Europäischer Gerichtshof muss entscheiden

Im Gegensatz zur Kirchlichen Datenschutzordnung (KDO) sind nach dem Kirchliche Datenschutzgesetz (KDG) seit seinem Inkrafttreten 2018 ausdrücklich Nichtvermögensschäden, also immaterielle Schäden, auszugleichen. Darunter fallen z. B. Diskriminierung, Identitätsdiebstahl oder -betrug, Rufschädigung, Verlust der Vertraulichkeit von dem Berufsgeheimnis unterliegenden personenbezogenen Daten, unbefugte Aufhebung der Pseudonymisierung oder andere gesellschaftliche Nachteile.

Wann ein ausgleichsfähiger immaterieller Schaden vorliegt, wird derzeit von den Gerichten unterschiedlich entschieden. Nach einer weiten Auslegung können Betroffene für jede Verletzung datenschutzrechtlicher Vorschriften durch Verarbeitung ihrer personenbezogenen Daten auch ein angemessenes Schmerzensgeld verlangen. Insbesondere bei der Zugänglichmachung von Daten einer betroffenen Person für Dritte ohne ihr Einverständnis wird ein Schadensersatzanspruch auch einen immateriellen Schaden abzudecken haben, der diese öffentliche „Bloßstellung“ kompensiert. Der immaterielle Schaden läge nach dieser Vorschrift allein in der unrechtmäßigen Verarbeitung. In diesem Sinne haben einige Gerichte den Betroffenen Schadensersatz zugesprochen.

Andere Gerichte tendieren eher zu einer einschränkenden Auslegung. Danach soll nicht bereits jede individuell empfundene Unannehmlichkeit oder jeder Bagatellverstoß einen Schadenersatzanspruch begründen. Eine Verpflichtung zum Ausgleich eines immateriellen Schadens müsste vielmehr eine gewisse Erheblichkeitsschwelle überschreiten.

Auch das Amtsgericht Goslar sah eine solche Erheblichkeitsschwelle für die Stattgabe einer Schmerzensgeldklage als erforderlich an. Gegen diese Entscheidung hat sich aber der Kläger mit einer Beschwerde vor dem Bundesverfassungsgericht (BVerfG) gewandt. Dieses gab dem Kläger in seiner Einschätzung Recht, das Amtsgericht hätte die umstrittene Rechtsfrage nicht selber entscheiden dürfen.

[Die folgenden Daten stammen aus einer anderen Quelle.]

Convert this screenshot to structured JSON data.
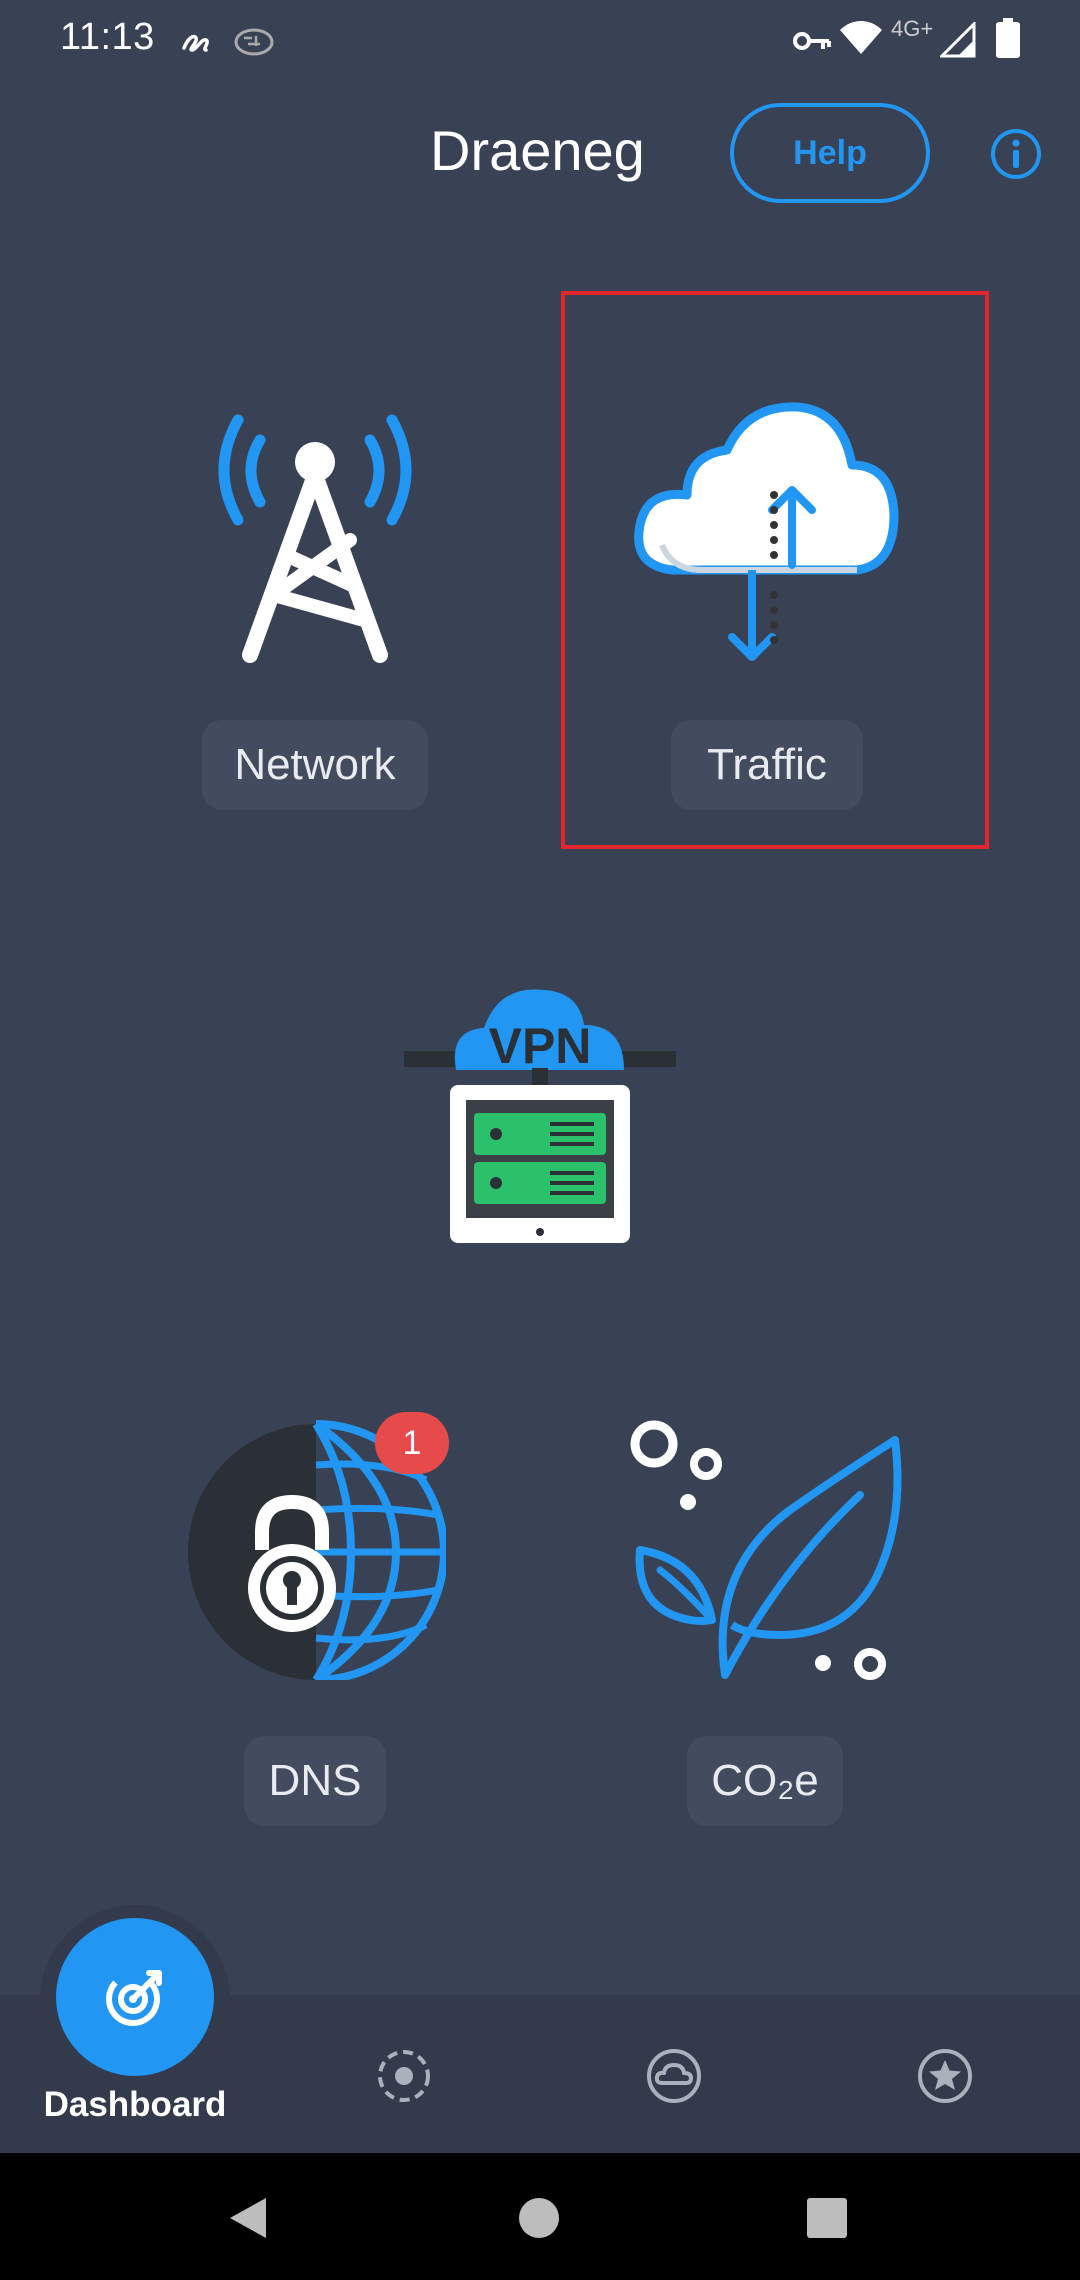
{
  "colors": {
    "background": "#394154",
    "accent": "#2196f3",
    "label_bg": "#434b5e",
    "badge": "#e64a4a",
    "highlight": "#e2262b",
    "vpn_green": "#2bc16a"
  },
  "status_bar": {
    "time": "11:13",
    "network": "4G+"
  },
  "header": {
    "title": "Draeneg",
    "help_label": "Help"
  },
  "tiles": {
    "network_label": "Network",
    "traffic_label": "Traffic",
    "vpn_text": "VPN",
    "dns_label": "DNS",
    "dns_badge": "1",
    "co2_label": "CO₂e"
  },
  "bottom_nav": {
    "dashboard_label": "Dashboard",
    "icons": [
      "dashboard-icon",
      "settings-dial-icon",
      "cloud-icon",
      "star-icon"
    ]
  },
  "system_nav": {
    "icons": [
      "back-icon",
      "home-icon",
      "recents-icon"
    ]
  }
}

Nach Art. 82 Abs. 1 DSGVO (entspricht § 50 Abs. 1 KDG) hat jede Person, der wegen eines Verstoßes gegen die DSGVO ein materieller oder immaterieller Schaden entstanden ist, Anspruch auf Schadensersatz gegen den Verantwortlichen.
Dieser Geldentschädigungsanspruch ist in der Rechtsprechung des Gerichtshofs der Europäischen Union nicht erschöpfend geklärt. Deshalb hätte das Amtsgericht ein Vorabentscheidungsersuchen an den Europäischen Gerichtshof (EuGH) stellen müssen. Damit hat das BVerfG die hochstrittige Rechtsfrage zwar nicht geklärt, es jedoch den Gerichten schwerer gemacht, einfach mit dem Argument der Unerheblichkeit über die Schadensersatzforderung hinwegzugehen. Bis zu einer Entscheidung des EuGH werden Monate vergehen. In dieser Zeit werden die Gerichte auf Schmerzensgeld wegen eines Datenschutzverstoßes gerichtete Klagen entweder bis zur Entscheidung des EuGH aussetzen oder Entscheidungen fällen, die mit Rechtsmitteln angegriffen werden können.

In jedem Fall ist es für Verantwortliche ein zusätzlicher Grund, auf die Einhaltung datenschutzrechtlicher Vorschriften zu achten. Dies gilt insbesondere für kirchliche Stellen, die öffentlich-rechtlich verfasst sind und gegen die wegen § 51 Abs. 6 KDG keine Geldbußen verhängt werden können. Das schließt nämlich nicht aus, dass diese Stellen von Betroffenen auf Schadenersatz in Anspruch genommen werden können.
Nach einer Entscheidung des Landesarbeitsgerichts Nürnberg entscheiden über Schadenersatzansprüche wegen einer Datenschutzverletzung nicht die kirchlichen Datenschutzgerichte, sondern die staatlichen Zivilgerichte.